Le grandi squadre italiane non sono però le uniche a dover fare i conti con impianti da ristrutturare o da acquistare. In Spagna, il Real Madrid sta portando avanti con successo un rifacimento del Santiago Bernabeu, che trasformerà l’arena in un impianto ad alto tasso di tecnologia. Intanto il Paris Saint Germain sta tentando invano di entrare in possesso di uno degli impianti parigini.
Dopo l’offerta, rifiutata dal comune della capitale francese, per il Parco dei Principi, ora il presidente del club Nasser Al-Khelaifi sta pensano allo Stade de France. Ma come mai tanto rumore per ottenere un impianto sportivo? Perché uno stadio può fare la differenza.
Nel mondo del calcio e dello sport di squadra in generale, rappresenta per una società una risorsa indispensabile per competere con la concorrenza. In un mondo sempre più dominato dai diritti televisivi, il ricavato della vendita dei biglietti rappresenta l’unica entrata alternativa ai soldi degli sponsor, per i club che vogliono ambire a grandi obiettivi nazionali ed europei. In Inghilterra, in media, una società ottiene dal proprio impianto sportivo il 25% del proprio fatturato. Va meglio in Spagna, dove questa percentuale sfiora un terzo del totale.
Quanto guadagnano dagli stadi le squadre di Serie A?
Soltanto il 13% circa del fatturato delle società di Serie A deriva dalla vendita dei biglietti e le ragioni principali di questo divario sono due. Una ha a che fare con il calo di presenze che affligge il nostro campionato ormai da anni. L’altra ha a che fare con le strutture stesse. Prima di tutto gli stadi italiani sono, salvo rare eccezioni, pubblici.
Non appartengono alle squadre che ci giocano, ma ai comuni in cui sono ubicati, ai quali i club non solo pagano l’affitto, ma spesso devono garantire di partecipare alla manutenzione della struttura. In Serie A soltanto Atalanta, Juventus e Udinese posseggono il proprio stadio.
Si aggiunge il Sassuolo, che però fa eccezione. I neroverdi infatti tecnicamente non sono proprietari del Mapei di Reggio Emilia, ma lo è appunto l’omonima azienda di costruzioni, che possiede anche la squadra di calcio. Quanto al Monza, invece, ha solo ottenuto una lunga concessione, ma il Brianteo, U-Power Stadium quando ci gioca la squadra di Berlusconi, è ancora tecnicamente del comune.

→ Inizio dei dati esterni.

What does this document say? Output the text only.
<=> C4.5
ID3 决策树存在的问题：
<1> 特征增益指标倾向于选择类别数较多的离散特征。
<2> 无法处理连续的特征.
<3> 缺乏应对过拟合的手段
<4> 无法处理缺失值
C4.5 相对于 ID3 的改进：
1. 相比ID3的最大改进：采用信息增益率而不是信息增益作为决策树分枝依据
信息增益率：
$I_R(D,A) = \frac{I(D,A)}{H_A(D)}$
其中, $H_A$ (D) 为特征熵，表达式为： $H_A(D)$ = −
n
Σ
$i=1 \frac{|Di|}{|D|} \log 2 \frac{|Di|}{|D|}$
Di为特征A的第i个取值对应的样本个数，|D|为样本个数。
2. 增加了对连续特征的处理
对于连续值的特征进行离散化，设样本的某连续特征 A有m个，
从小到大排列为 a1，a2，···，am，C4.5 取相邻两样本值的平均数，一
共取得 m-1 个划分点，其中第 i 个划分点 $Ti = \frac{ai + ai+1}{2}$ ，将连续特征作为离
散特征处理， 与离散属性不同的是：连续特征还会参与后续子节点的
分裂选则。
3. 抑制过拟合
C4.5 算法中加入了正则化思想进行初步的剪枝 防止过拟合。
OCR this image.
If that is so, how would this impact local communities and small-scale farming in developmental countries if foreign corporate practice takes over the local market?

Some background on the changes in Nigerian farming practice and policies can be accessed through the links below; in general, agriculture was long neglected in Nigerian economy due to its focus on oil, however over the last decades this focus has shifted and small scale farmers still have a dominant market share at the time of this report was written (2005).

La maledizione di Italia ’90
Gli stadi italiani hanno poi un altro problema. Se scegliessimo di guardare a una città a caso tra quelle che ospitano una o più squadre di Serie A o di Serie B, troveremmo probabilmente un impianto costruito nei primi tre decenni del 1900. La struttura è in cemento, a volte porta i segni del secolo che ha attraversato, lo stile è quello omogeneo del razionalismo italiano.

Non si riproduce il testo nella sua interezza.